Monday night on one play late in the 3rd quarter Demarcus Lawrence hurried the QB into an incompletion. He hit the quarterback and but the quarterback didn't fall down. As such he did not get credit for a 'QB Hit'.
|Lawrence's name does not appear in backets, thus no 'QB Hit'
On that play the hurry or hit, whatever you want to call it affected the play in a way favorable to the defense. An impact.
Earlier in the game, Lawrence rolled at the feet of the of quarterback and the ge tripped and fell down. Lawrence did get credit for a 'QB Hit' on that play, even though it did not impact the play (it was a complete pass for a first down).

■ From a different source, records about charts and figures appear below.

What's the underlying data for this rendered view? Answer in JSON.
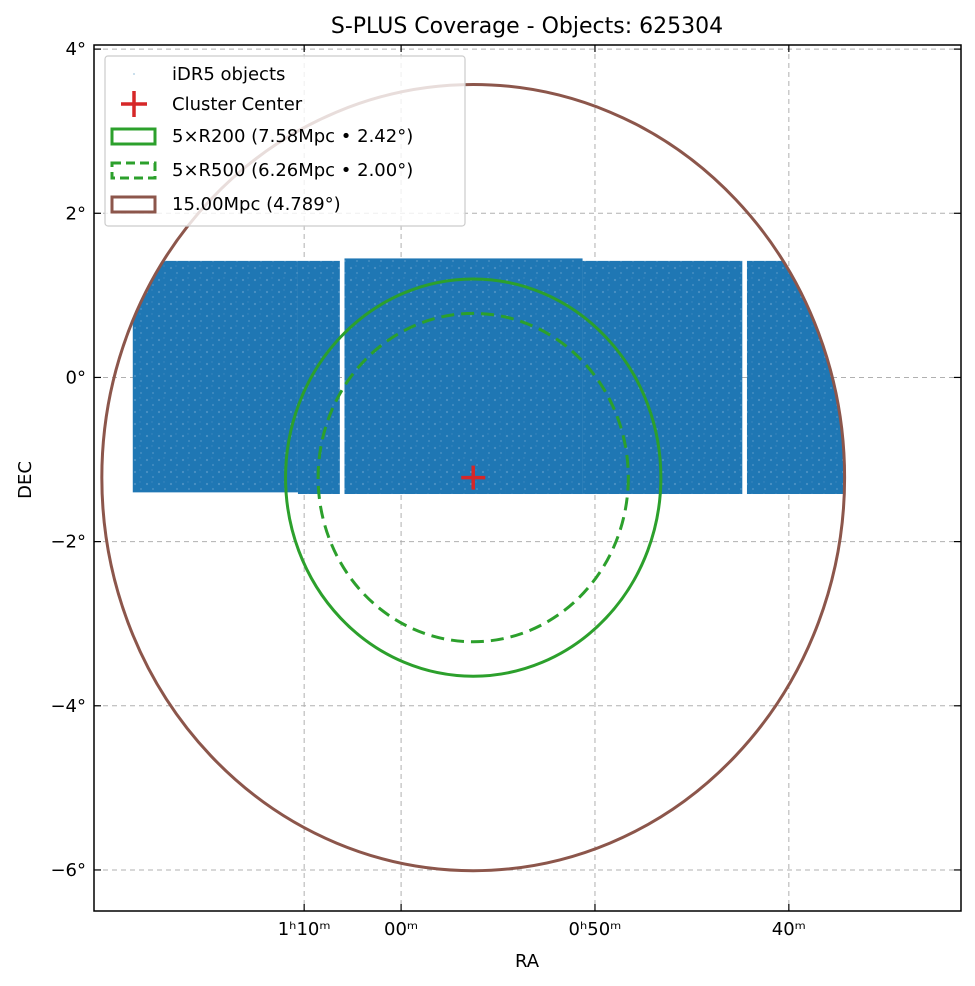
{
  "chart_data": {
    "type": "scatter",
    "title": "S-PLUS Coverage - Objects: 625304",
    "xlabel": "RA",
    "ylabel": "DEC",
    "xlim_deg": [
      18.96,
      7.78
    ],
    "ylim_deg": [
      -6.5,
      4.05
    ],
    "x_ticks": [
      {
        "value": 16.25,
        "label": "1ʰ10ᵐ"
      },
      {
        "value": 15.0,
        "label": "00ᵐ"
      },
      {
        "value": 12.5,
        "label": "0ʰ50ᵐ"
      },
      {
        "value": 10.0,
        "label": "40ᵐ"
      }
    ],
    "y_ticks": [
      {
        "value": 4,
        "label": "4°"
      },
      {
        "value": 2,
        "label": "2°"
      },
      {
        "value": 0,
        "label": "0°"
      },
      {
        "value": -2,
        "label": "−2°"
      },
      {
        "value": -4,
        "label": "−4°"
      },
      {
        "value": -6,
        "label": "−6°"
      }
    ],
    "grid": true,
    "legend_position": "top-left",
    "cluster_center": {
      "ra": 14.07,
      "dec": -1.22
    },
    "series": [
      {
        "name": "iDR5 objects",
        "kind": "points",
        "color": "#1f77b4",
        "coverage_fields": [
          {
            "ra_min": 16.33,
            "ra_max": 18.46,
            "dec_min": -1.4,
            "dec_max": 1.42
          },
          {
            "ra_min": 15.79,
            "ra_max": 16.33,
            "dec_min": -1.42,
            "dec_max": 1.42
          },
          {
            "ra_min": 13.66,
            "ra_max": 15.73,
            "dec_min": -1.42,
            "dec_max": 1.45
          },
          {
            "ra_min": 12.66,
            "ra_max": 13.66,
            "dec_min": -1.42,
            "dec_max": 1.45
          },
          {
            "ra_min": 10.6,
            "ra_max": 12.66,
            "dec_min": -1.42,
            "dec_max": 1.42
          },
          {
            "ra_min": 8.79,
            "ra_max": 10.54,
            "dec_min": -1.42,
            "dec_max": 1.42
          }
        ]
      },
      {
        "name": "Cluster Center",
        "kind": "marker",
        "color": "#d62728"
      },
      {
        "name": "5×R200 (7.58Mpc • 2.42°)",
        "kind": "circle",
        "radius_deg": 2.42,
        "color": "#2ca02c",
        "linestyle": "solid"
      },
      {
        "name": "5×R500 (6.26Mpc • 2.00°)",
        "kind": "circle",
        "radius_deg": 2.0,
        "color": "#2ca02c",
        "linestyle": "dashed"
      },
      {
        "name": "15.00Mpc (4.789°)",
        "kind": "circle",
        "radius_deg": 4.789,
        "color": "#8c564b",
        "linestyle": "solid"
      }
    ]
  }
}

|Lawrence's name appears in brackets. It's a 'QB Hit'
Finally, there is the issue of forced fumbles. Now, while we get that it is 'technically correct' when a player sacks the quarterback bu forcing a fumble, he gets credit for the sack and the forced fumble but it does not count as a 'tackle for a loss' or a 'QB hit'.
Again, we get it, he didn't hit the quarterback, though sometimes they do on a strip-sack, and it wasn't a tackle for a loss because the ball is loose, but it does impact the 'stat line' of a player in a way that is deceptive.
Once again, what is being measured?
In 2013 Robert Mathis had 19.5 sacks, 10 forced fumbles and 15 tackles for loss and 21 QB Hits. The reason he has more sacks than tackles for loss is that many of the sacks resulted in a forced fumble.
The same goes with the QB Hits. He had 19.5 sacks and only 21 QB Hits?
Here is the leaderboard for that season.
We would add sacks, whether they result in a fumble or not plus run stuffs (Mathis had 4.5) and have a total of 24 so-called tackled for loss. Or "Sacks plus Stuffs" (stuff being a tackle for a loss that is not ruled a sack).
We would also count sacks plus other QB knockdowns/Hits and include plays with a forced fumble. It would give a better perspective of what a player did—The purpose for stats is to measure productivity, not to be 'technically statistically consistent'.
Here are the stats from 2019. If Saquill Barrett hadn't have forced those 4 fumbles he'd have 13 TFLs and 18 QB Hits rather than 9 and 14. It makes a difference. A small difference, but a difference nonetheless.
But did the extra stat, the touching down of the guy who fell on the ball really amount to anything worth measuring? The great play was the sack and forced fumble. And had Long recovered it, it would be meaning full and he gets credit for that. It's a possession change. But touching down a QB who recovered his fumble, is that anything?
So, we maintain that when you see a stat line of two tackles, two sacks, two tackles for loss and two QB Hits. All of those are the same two plays. If you know that, then you understand what is going on. But if you think that is more than two plays, and you post that on Twitter, then it's not painting an accurate picture. That's all we are saying.
We can get to the old Paul Zimmerman point of if a QB hurry/hit matters if the pass was complete. That goes to the DeMarcus Lawrence section of this post and we can have that discussion another day.